Does Putin really want to annex Eastern Ukraine? It’s not clear to me that he does. It’s very clear that the Russian state wanted Crimea, and was willing to risk war for it. It’s not so clear that Moscow will risk war for Eastern Ukraine, which does have valuable resources and major industrial installations, but lacks Crimea’s easily-sealed entry points.

The alternatives here, for Moscow, are not either outright annexation or total disengagement. It’s naïve to think that Moscow has to say a simple yes or no to the militias fighting in Russia’s name in Donetsk and Sloviansk. The history of Great-Power politics shows that in many cases, it’s much more useful to leave a disputed, ethnically-mixed area festering, giving your proxies there just enough weaponry, money, and moral support to keep them bleeding the occupying enemy.

Kashmir is the classic example in the contemporary world. Does Pakistan really want to take Kashmir, with its hopelessly messy, complex, bloody feuds, into Pakistan proper? Officially, yes; and in the minds of the millions of Pakistani nationalists, of course it does. But for the ISI, the intelligence agents who run the country, it’s much more useful to have Kashmir as a goad, an irritant, a reliable source of nationalist rage and suicide volunteers, than it would be to march in and try to govern the place.

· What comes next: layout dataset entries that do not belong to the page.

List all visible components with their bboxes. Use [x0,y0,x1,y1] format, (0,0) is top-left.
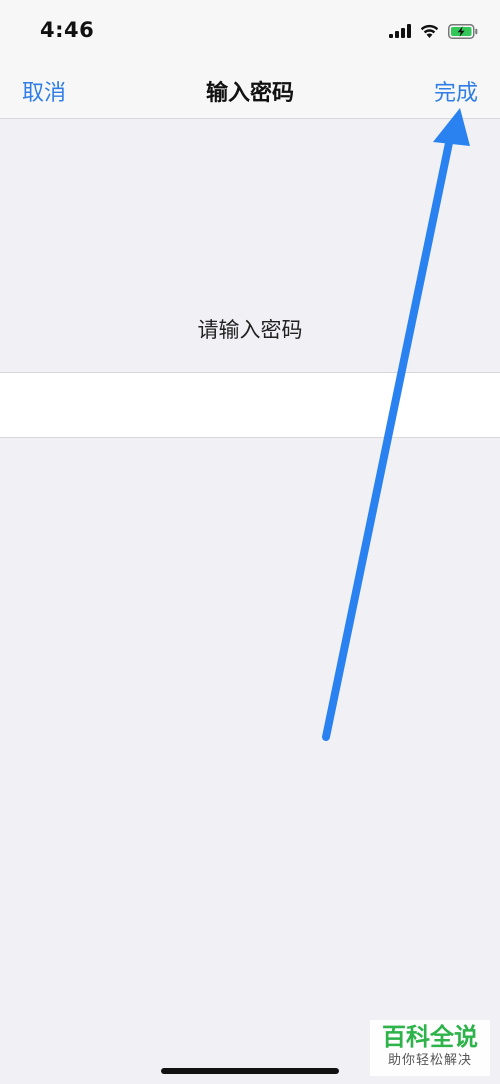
home-indicator[interactable] [161,1068,339,1074]
status-bar: 4:46 [0,0,500,62]
battery-charging-icon [448,23,478,39]
status-time: 4:46 [40,18,95,42]
cellular-signal-icon [389,24,411,38]
password-prompt: 请输入密码 [197,318,303,342]
wifi-icon [420,24,439,38]
password-field[interactable] [0,372,500,438]
watermark-title: 百科全说 [382,1023,478,1051]
watermark-subtitle: 助你轻松解决 [387,1053,472,1068]
navigation-bar: 取消 输入密码 完成 [0,62,500,119]
password-input[interactable] [0,373,500,437]
done-button[interactable]: 完成 [434,75,478,107]
page-title: 输入密码 [205,81,294,106]
watermark-logo: 百科全说 助你轻松解决 [370,1020,490,1076]
annotation-arrow [322,108,470,741]
status-icons [389,20,478,42]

So, despite the valid grievances of the Eastern Ukrainian Russian community, despite all the nationalist rage Putin is stirring up among nationalists in Russia proper, the Russian government may let Eastern Ukraine’s Russian militias be ground down by troops, tanks, and aircraft from Kyiv.

Not wiped out—that would be a waste of potentially useful proxies. But decimated, occupied, and humiliated. A population in that condition is as useful to a Great Power as Kashmir’s Muslims are to Pakistan.

Brecher goes on to point out that the United States did exactly the same thing to the Kurds and the Shia in Iraq when we encouraged them to rebel against Saddam Hussein, then watched in feigned helplessness as Saddam slaughtered the rebels who reasonably believed we would come to their aid.

This is how world politics actually works. The problem today is that as the world becomes increasingly connected and as our problems become global in scope, this sort of coldhearted gamesmanship is increasingly dangerous to everyone.

At a certain point the world is going to realize that nation-states cannot continue playing these sorts of games with people’s lives in pursuit of “national interests.” We are going to need a post-Westphalian system sooner rather than alter. Both conservative and left-libertarian pundits who imagine that only one side or one country is to blame for most of the world’s ills, and who worship nation-state borders as if they were sacred lines not to be infringed by another nation-state (except for America, in neoconservative fantasyland) as a matter of near ritual impurity, are increasingly anachronistic, irrelevant, and actually damaging to the interests of long-suffering peoples worldwide.